The threat actor — as the data stolen in the first attack was used to support the second attack, this suggests it is the same individual or group behind both — was then able to access the decryption keys for LastPass’ cloud storage and dual storage containers.  This is what has caused the most concern among onlookers as it enabled the attackers to copy the backups which LastPass keeps of its customers’ unencrypted account information “including company names, end-user names, billing addresses, email address, telephone numbers, and the IP addresses from which customers were accessing the LastPass service.”

The threat actor also accessed “fully-encrypted sensitive fields such as website usernames and passwords, secure notes, and form-filled data.”  In bold text, its blog post said that these encrypted fields are “secured with 256-bit AES encryption and can only be decrypted with a unique encryption key derived from each user’s master password.”   LastPass’s encryption and hashing methods would make it “extremely difficult” for the threat actor to ‘brute force’ guess master passwords — referring to the practice of guessing a password by using a computer to generate every possible key (aaaaa, aaaab, aaaac, etc.) until one of them works.

AES-256 has a large number of possible keys; 2 to the power of 256.  As this explainer from the 3blue1brown YouTube channel shows, it would take hackers with today’s technology an impossibly long time to brute force a key of that size.   There are no publicly known attacks that would allow someone to brute force the key for material encrypted with a complete implementation of 256-bit AES (Advanced Encryption Standard) within a smaller period of time, although some attacks have been proposed against incomplete implementations.   “Password managers are a natural target for someone trying to gain unauthorized access to your accounts, because a successful attack provides access to all of a user’s stored passwords,” warns guidance from the United Kingdom’s National Cyber Security Centre (NCSC).

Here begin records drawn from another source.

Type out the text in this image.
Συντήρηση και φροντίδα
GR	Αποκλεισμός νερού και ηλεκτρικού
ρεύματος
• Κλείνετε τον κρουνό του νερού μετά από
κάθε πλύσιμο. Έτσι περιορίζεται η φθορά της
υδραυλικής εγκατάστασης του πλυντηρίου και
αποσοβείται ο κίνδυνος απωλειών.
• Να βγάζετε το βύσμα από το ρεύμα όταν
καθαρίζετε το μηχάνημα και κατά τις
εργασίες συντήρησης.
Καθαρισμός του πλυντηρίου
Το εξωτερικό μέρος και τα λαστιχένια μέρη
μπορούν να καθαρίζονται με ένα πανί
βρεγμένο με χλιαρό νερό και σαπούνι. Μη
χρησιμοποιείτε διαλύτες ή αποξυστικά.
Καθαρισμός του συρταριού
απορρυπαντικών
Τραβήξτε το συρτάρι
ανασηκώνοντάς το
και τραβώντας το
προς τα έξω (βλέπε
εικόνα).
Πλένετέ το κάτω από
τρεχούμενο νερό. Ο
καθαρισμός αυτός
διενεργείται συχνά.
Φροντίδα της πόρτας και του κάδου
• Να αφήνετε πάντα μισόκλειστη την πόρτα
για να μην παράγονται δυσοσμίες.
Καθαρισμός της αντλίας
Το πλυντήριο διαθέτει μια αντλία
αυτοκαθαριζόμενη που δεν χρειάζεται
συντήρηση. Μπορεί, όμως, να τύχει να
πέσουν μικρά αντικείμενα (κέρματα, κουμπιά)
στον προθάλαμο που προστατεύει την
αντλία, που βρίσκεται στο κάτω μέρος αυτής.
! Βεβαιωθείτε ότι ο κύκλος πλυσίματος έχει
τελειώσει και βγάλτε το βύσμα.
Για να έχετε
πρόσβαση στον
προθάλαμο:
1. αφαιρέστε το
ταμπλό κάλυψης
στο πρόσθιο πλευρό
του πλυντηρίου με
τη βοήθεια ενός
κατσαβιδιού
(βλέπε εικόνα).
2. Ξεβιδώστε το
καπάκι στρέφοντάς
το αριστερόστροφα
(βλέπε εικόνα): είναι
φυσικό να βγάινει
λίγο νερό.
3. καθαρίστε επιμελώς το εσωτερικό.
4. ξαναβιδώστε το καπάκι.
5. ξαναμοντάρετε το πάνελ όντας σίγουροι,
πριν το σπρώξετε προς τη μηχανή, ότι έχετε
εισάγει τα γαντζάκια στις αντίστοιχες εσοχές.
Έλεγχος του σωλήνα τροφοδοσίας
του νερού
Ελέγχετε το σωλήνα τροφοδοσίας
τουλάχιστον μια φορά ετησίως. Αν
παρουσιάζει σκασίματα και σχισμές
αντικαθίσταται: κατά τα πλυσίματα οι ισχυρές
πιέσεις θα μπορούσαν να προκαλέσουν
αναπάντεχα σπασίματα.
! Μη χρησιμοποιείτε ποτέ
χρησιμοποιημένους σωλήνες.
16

Despite this risk, NCSC still recommends using password managers as long as the service complies with technical standards which include preventing the service itself (and thus any attacker) from being able to access the decryption key.  LastPass wrote: “The master password is never known to LastPass and is not stored or maintained by LastPass.   The encryption and decryption of data is performed only on the local LastPass client.”  However, the company has been criticized for its handling of the incident and for failing to encrypt additional customer data.   The blog post added that any customers which use LastPass’ default settings, including using a unique master password consisting of a minimum of twelve characters, do not need to take any actions. However those with weaker passwords, including business customers who do not use LastPass’ federated login services, were told they “should consider minimizing risk by changing passwords of websites you have stored.  This remains an ongoing investigation.  We have notified law enforcement and relevant regulatory authorities of this incident out of an abundance of caution,” LastPass added.  “We are committed to keeping you informed of our findings, and to updating you on the actions we are taking and any actions that you may need to perform. In the meantime, our services are running normally, and we continue to operate in a state of heightened alert.”